Everybody was kung-fu fighting

Roughly halfway through the first episode of American Gods, the TV adaptation of Neil Gaiman’s novel, its protagonist Shadow finds a large, bearded Irish American calling himself Mad Sweeney getting right in his face. The self-described leprechaun keeps goading Shadow, newly released from jail and trying to keep out of trouble. Finally, Mad Sweeney finds the right button to press – and gets exactly what he wanted: a fist in the face and a shit-kicking bar fight.

Afterwards, as the screen cut to black, my wife turns to me and says, “Now that is how you do a fight scene.”

American Gods

I fully agree with her – even I have to admit that fight scenes are rarely what I watch films and TV series for. Sure, I enjoy a good action film, whether it’s the messy ’80s charisma of Die Hard, the pop-operatic grandeur of Kill Bill or the balletic-ballistic efficiency of John Wick, but it’s rare that I actively yearn for more fights.

It’s worse when it comes to TV series. After having watched Buffy, Angel and most of Netflix’ Marvel series, I tend to look at TV fights as “that bit you have to get through to get to the funny/exciting/engaging part”. Buffy at least had quips and banter, but Angel‘s fights were largely po-faced mediocrities that would have me checking my watch. You’ d expect the Netflix series to do better, not least because of a larger budget – but apart from one or two fights in Daredevil (I’m thinking especially of the one-take hallway battle in the first season, though that one was mainly good because the director had obviously watched Oldboy and learned the right lesson) they simply didn’t have very good fights.

I’m sure that experts on filmic fisticuffs will be able to tell me in more detail what the Marvel TV series do right and wrong in terms of their fight scenes, but to my mind it’s two things. For one, the fights have little to no personality. Daredevil‘s second season was bad enough with its many battles against faceless ninjas. (TV Tropes’ Conservation of Ninjutsu comes to mind.) I don’t remember all that many such scenes in Jessica Jones, though that may be either because that series’ main conflict couldn’t be resolved by exchanging blows or because the fights were simply not all that memorable – though there is one late in the scene that pits Jessica against her friend, Luke Cage, so there are at least real personal stakes. Luke Cage itself suffered from its main character’s relatively uninteresting set of powers and a dreadful second-act villain, and Iron Fist was saddled with a protagonist who is to charisma what Hannibal Lecter is to vegan cuisine.

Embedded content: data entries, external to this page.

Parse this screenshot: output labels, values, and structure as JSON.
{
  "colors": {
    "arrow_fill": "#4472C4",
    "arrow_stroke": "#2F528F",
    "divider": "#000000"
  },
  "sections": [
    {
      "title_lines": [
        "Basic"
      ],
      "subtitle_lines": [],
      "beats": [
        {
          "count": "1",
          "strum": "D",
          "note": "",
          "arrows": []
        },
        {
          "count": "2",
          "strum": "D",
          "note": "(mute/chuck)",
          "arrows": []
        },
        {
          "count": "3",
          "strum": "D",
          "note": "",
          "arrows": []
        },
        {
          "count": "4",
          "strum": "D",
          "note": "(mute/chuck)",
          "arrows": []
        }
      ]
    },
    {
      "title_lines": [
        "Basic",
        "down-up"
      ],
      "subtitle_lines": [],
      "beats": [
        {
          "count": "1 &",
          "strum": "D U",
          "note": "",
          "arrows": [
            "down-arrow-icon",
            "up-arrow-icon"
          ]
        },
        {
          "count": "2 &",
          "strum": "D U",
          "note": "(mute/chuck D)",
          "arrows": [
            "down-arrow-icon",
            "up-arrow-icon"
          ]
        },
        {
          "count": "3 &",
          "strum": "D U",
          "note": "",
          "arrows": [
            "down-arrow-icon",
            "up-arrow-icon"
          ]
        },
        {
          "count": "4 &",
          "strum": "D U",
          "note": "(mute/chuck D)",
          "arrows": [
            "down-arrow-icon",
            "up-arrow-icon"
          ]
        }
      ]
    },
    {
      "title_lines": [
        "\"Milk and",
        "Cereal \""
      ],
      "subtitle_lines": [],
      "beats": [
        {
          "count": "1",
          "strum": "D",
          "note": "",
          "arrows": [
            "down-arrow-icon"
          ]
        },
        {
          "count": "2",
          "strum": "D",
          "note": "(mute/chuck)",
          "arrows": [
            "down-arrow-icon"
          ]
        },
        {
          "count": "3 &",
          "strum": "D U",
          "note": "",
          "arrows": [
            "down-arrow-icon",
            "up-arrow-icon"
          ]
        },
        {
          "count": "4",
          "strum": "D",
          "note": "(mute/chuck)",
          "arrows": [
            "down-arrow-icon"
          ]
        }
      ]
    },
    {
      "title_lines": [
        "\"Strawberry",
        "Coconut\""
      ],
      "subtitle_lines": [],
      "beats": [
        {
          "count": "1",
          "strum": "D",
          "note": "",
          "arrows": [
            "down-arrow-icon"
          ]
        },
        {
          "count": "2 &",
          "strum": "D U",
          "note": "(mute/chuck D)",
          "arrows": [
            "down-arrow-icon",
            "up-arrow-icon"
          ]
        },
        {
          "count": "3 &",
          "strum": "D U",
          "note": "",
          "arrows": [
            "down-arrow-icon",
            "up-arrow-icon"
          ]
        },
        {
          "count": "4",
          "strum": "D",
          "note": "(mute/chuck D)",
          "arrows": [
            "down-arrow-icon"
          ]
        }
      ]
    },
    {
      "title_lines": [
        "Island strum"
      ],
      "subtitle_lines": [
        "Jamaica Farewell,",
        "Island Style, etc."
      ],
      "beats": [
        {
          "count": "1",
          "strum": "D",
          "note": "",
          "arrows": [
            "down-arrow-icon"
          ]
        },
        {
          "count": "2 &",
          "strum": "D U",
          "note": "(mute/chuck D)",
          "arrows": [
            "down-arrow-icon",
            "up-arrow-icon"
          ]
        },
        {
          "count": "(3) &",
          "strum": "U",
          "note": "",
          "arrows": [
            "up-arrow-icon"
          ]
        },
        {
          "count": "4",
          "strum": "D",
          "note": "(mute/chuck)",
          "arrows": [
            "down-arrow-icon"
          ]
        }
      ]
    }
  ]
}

The second thing is probably a subset of the first: so many TV fights, and definitely the majority of those in the Marvel series, are deadly serious – but they’re also samey in their seriousness. The stakes are usually big, but they’re also generic. There’s rarely a twinkle there, there’s no sense of fun – and if you have a series that mostly resolves its conflicts through fighting, you’d better make those fights enjoyable to watch. If the Iron Fist doesn’t get a kick out of kicking ass, why should we? It’s no coincidence that one of the only fights in Iron Fist that is at least somewhat enjoyable pits Danny Rand against a drunk, goofy, irreverent opponent that briefly made me wish the series was about him instead. (Apparently the actor, Lewis Tan, auditioned for the lead part, and chances are he would’ve improved the series considerably, even if the scripts would’ve still been dodgy.)

Iron Fist

Not every fight scene has to be fun, and you can make a compelling battle that is altogether serious – but if you’re spending a considerable part of your film or series having characters beating each other up, make it interesting. Make it meaningful. Give it personality. Fights shouldn’t feel like an obligation and nothing more. They should express something about the people fighting, and if I’m not interested in them – or at the very least in one of them – I don’t much care about who gets a bloody nose and who walks out of that ring.

I’m not hoping that American Gods will feature fist fights every episode, but neither do I dread that possibility, because the Mad Sweeney bar fight had energy and it was fun. One of the things the Marvel series could very much learn from it is that if a series whose bread and butter isn’t the biff!, bang! and zow! of fisticuffs does better at battle than a series that is about super-powered good guys and villains facing off against each other, well, you’re going to get your ass kicked.